Relationships & Knapp’s model
The relationship I will be discussing is the intimate relationship I previously had with person of the opposite sex or in other words, my ex-girlfriend. It is a past relationship wherein the girl and I had built an intimate relationship based on friendship and companionship. I had met this girl during my first years at university and although we didn’t instantly click we built our relationship on friendship. She was great to be around and I could feel like I was myself. We could always make one another laugh and we were extremely compatible in terms of intimacy and what we expected from the other person. I especially liked how kind and open she was to my vulnerabilities –she made me feel like everything would be ok and at the same time, I always felt excited to be around her. But we both had probably too many weaknesses and insecurities because the relationship came to a somewhat abrupt end. It seemed as if it would be just another argument that would eventually smooth itself out, however before we were fully aware at what had happened, we had broken up and were no longer a couple.
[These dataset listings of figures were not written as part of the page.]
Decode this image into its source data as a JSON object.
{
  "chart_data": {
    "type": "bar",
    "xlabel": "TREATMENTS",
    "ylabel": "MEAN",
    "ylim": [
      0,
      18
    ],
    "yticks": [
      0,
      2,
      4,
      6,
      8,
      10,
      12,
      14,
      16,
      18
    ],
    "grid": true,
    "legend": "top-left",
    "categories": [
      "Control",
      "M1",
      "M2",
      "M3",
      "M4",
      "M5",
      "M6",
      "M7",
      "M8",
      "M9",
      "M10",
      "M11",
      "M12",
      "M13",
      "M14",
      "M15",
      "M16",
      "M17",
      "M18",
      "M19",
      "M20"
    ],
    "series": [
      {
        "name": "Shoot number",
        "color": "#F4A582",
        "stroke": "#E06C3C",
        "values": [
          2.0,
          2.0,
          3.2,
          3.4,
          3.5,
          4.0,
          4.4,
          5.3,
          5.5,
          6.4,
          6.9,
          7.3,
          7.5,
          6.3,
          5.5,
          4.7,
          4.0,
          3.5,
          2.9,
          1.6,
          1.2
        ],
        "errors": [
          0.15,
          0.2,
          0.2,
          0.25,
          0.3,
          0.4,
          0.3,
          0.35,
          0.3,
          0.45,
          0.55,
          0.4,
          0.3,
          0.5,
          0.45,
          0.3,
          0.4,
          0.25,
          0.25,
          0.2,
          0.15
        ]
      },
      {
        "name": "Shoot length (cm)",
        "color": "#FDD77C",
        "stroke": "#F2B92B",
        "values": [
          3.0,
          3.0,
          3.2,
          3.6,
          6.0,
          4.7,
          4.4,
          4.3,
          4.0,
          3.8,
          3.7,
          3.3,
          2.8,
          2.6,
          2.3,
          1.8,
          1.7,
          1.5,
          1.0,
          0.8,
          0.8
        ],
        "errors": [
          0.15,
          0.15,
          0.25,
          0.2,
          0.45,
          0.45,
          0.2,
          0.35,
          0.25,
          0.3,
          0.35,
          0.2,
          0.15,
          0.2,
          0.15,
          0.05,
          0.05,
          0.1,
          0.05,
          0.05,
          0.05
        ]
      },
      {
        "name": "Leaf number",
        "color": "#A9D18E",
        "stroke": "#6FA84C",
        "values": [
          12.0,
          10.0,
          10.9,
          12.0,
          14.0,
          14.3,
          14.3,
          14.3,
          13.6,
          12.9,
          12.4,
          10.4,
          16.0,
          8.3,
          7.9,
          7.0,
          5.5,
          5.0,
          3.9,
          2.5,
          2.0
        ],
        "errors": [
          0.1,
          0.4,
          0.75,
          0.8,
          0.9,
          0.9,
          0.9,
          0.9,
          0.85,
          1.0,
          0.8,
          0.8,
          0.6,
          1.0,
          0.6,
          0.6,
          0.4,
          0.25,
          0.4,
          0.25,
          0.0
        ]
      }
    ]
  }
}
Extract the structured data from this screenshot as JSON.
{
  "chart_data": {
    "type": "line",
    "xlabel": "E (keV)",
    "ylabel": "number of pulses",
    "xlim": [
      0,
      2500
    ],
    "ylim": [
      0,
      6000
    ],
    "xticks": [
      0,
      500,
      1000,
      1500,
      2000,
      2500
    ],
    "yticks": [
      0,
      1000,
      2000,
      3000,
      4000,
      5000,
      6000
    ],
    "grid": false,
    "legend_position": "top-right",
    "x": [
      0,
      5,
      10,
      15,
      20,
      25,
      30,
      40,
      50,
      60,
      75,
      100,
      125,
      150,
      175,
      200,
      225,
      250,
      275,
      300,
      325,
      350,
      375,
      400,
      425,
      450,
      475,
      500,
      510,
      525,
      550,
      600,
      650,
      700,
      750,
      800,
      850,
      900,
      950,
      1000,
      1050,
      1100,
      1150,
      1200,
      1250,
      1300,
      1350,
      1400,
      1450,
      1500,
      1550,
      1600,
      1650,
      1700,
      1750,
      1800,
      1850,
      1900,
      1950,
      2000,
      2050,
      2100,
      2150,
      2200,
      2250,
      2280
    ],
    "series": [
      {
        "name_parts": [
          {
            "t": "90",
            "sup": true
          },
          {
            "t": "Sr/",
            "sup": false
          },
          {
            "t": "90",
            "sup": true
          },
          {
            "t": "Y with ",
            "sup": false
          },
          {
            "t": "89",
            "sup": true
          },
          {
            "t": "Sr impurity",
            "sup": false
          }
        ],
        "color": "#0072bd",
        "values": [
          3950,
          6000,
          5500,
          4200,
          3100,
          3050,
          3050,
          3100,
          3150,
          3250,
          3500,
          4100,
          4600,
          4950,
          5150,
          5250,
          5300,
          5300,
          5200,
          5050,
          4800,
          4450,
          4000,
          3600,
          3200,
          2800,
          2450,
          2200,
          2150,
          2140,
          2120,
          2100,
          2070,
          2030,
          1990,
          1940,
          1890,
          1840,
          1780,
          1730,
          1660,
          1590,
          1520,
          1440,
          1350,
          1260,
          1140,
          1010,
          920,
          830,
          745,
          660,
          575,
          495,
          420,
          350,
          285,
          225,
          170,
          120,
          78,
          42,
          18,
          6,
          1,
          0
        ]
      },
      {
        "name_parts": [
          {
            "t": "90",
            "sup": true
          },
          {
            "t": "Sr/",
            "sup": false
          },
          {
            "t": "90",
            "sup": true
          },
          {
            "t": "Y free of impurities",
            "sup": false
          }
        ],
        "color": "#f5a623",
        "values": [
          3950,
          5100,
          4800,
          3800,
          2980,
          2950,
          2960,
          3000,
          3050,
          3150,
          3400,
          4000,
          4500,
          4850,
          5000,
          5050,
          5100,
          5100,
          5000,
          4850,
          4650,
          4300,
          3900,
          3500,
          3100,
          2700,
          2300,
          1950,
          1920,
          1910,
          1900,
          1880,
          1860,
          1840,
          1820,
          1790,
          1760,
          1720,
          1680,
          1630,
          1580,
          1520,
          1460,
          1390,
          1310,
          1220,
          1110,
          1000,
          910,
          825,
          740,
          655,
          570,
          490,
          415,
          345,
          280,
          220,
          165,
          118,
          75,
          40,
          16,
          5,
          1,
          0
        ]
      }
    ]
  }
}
According to Knapp’s 10 Stages of Relationship Development, I can go through this past relationship of mine and examine where my relation had its weaknesses and what stages my ex-girlfriend and I went through during the course of our relationship.
The first half of the relationship moved toward the bonding stage. Initiation would have been our meeting one another during a particularly boring lecture and agreeing to meet later that weekend at an apartment party and experimentation would have been the time from the party until a few weeks later during which time we met a few times under the guise of “studying” or grabbing a bite to eat, or simply talking about who we knew, what we thought of the class and what our plans were for the coming weekend. Intensification began when we started to kiss one another and go home together after late drunken nights and intensified immensely when we realized we appreciated one another’s company outside class or the pretext of being drunk. We had fun during the integration stage of our relationship, finding silliness in the way our clothes swapped closets and how often, our toothbrushes were left at the other’s apartment. I had even given her the keys to my apartment and she the keys to hers so that we could come pick up things we might have left behind the night before and found we needed the next morning. In college, bonding is about this stage as well, always reluctant to move deeper into a relationship since both parties are always expecting “someone better” to come along. At least that’s what I believed.